Mysimba gegen Fettleibigkeit Nadine Tröbitscher, 03.01.2018 12:30 Uhr
Adipositas nimmt zu: In Deutschland sind etwa ein Drittel der Männer und die Hälfte der Frauen übergewichtig. Zum neuen Jahr hat der Mittelständler Cheplapharm ein zentral wirksames Antiadipositum auf den Markt gebracht.
Mysimba enthält die Wirkstoffkombination Naltrexon und Bupropion. Der Opioid-Antagonist Naltrexon ist aus der Therapie von Opioid- oder Alkoholabhängigen bekannt. Das zur Gruppe der Antidepressiva gehörende Bupropion wird zur Behandlung von Depressionen und zur Raucherentwöhnung eingesetzt.
Das Arzneimittel ist als Ergänzung zu einer kalorienreduzierten Diät und körperlicher Bewegung für Patienten ab 18 Jahren mit einem anfänglichen Body-Mass-Index (BMI) von ≥ 30 kg/m2 oder übergewichtigen Patienten mit einem BMI von ≥ 27 kg/m2 bis < 30 kg/m2 zugelassen. Übergewichtige müssen mindestens eine Begleiterkrankung wie Diabetes Typ 2, Dyslipidämie oder kontrollierte Hypertonie vorweisen, um mit Mysimba behandelt werden zu können.
Die Retardtabletten zu 7,2 mg Naltrexon und 78 mg Bupropion werden nach einem festen Therapieschema eingenommen. Die Behandlung sollte nach 16 Wochen beendet werden, wenn in diesem Zeitraum keine Gewichtsreduktion um mindestens 5 Prozent erreicht werden konnte. In den ersten vier Behandlungswochen sollte die Dosis gesteigert werden, bis die empfohlene Tageshöchstdosis von zwei Tabletten zweimal täglich erreicht ist. Die Einnahme erfolgt vorzugsweise mit Nahrung und ausreichend Flüssigkeit. In der ersten Woche nehmen die Patienten eine Tablette am Morgen ein, in Woche 2 soll je eine Tablette morgens und abends geschluckt werden. In der dritten Woche erfolgt eine Steigerung auf zwei Tabletten am Morgen und eine am Abend, bis schließlich ab Woche 4 morgens und abends je zwei Tabletten eingenommen werden.
Der genaue neurochemische appetitzügelnde Effekt der Wirkstoffkombination ist bislang nicht vollständig geklärt.
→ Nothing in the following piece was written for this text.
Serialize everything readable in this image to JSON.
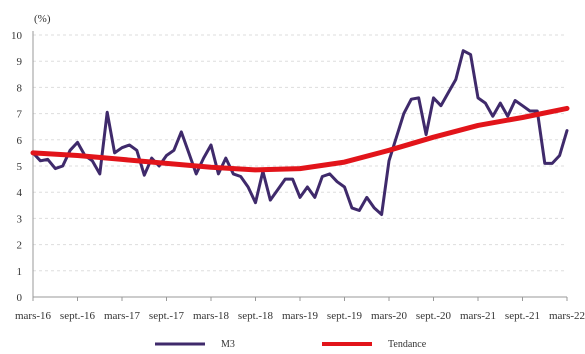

Der μ-Opioidrezeptor-Antagonist und der schwache Dopamin- und Noradrenalin-Wiederaufnahmehemmer wirken auf zwei Bereiche des Gehirns – den Nucleus arcuatus des Hypothalamus und desmesolimbischen dopaminergen Belohnungssystems.
Bupropion stimuliert im Nucleus arcuatus Proopiomelanocortin (POMC)-Neuronen, die α-Melanozyten-stimulierendes Hormon (α-MSH) freisetzen. Dieses stimuliert durch Bindung den Melanocortin-4-Rezeptor (MC4R). Die Freisetzung von α-MSH ist mit einer gleichzeitigen Freisetzung von β-Endorphin durch die POMC-Neuronen verbunden. Es kommt zu einer negativen Rückkopplung. β-Endorphin bindet an die μ-Opioid-Rezeptoren in POMC-Neuronen und führt zu einem Rückgang der Freisetzung von α-MSH. Die Blockierung dieser hemmenden Rückkopplung mit Naltrexon führt vermutlich zu einer stärkeren und länger anhaltenden Aktivierung der POMC-Neuronen, die den Effekt des Bupropions auf die Energiebilanz verstärkt. Der Appetit wird gezügelt und das Belohnungssystem beeinflusst.
Mögliche unerwünschte Arzneimittelwirkungen sind Übelkeit, Verstopfung, Erbrechen, Schwindel, Kopfschmerzen oder Mundtrockenheit. Die Kombination ist seit 2014 in den USA unter dem Namen Contrave zugelassen.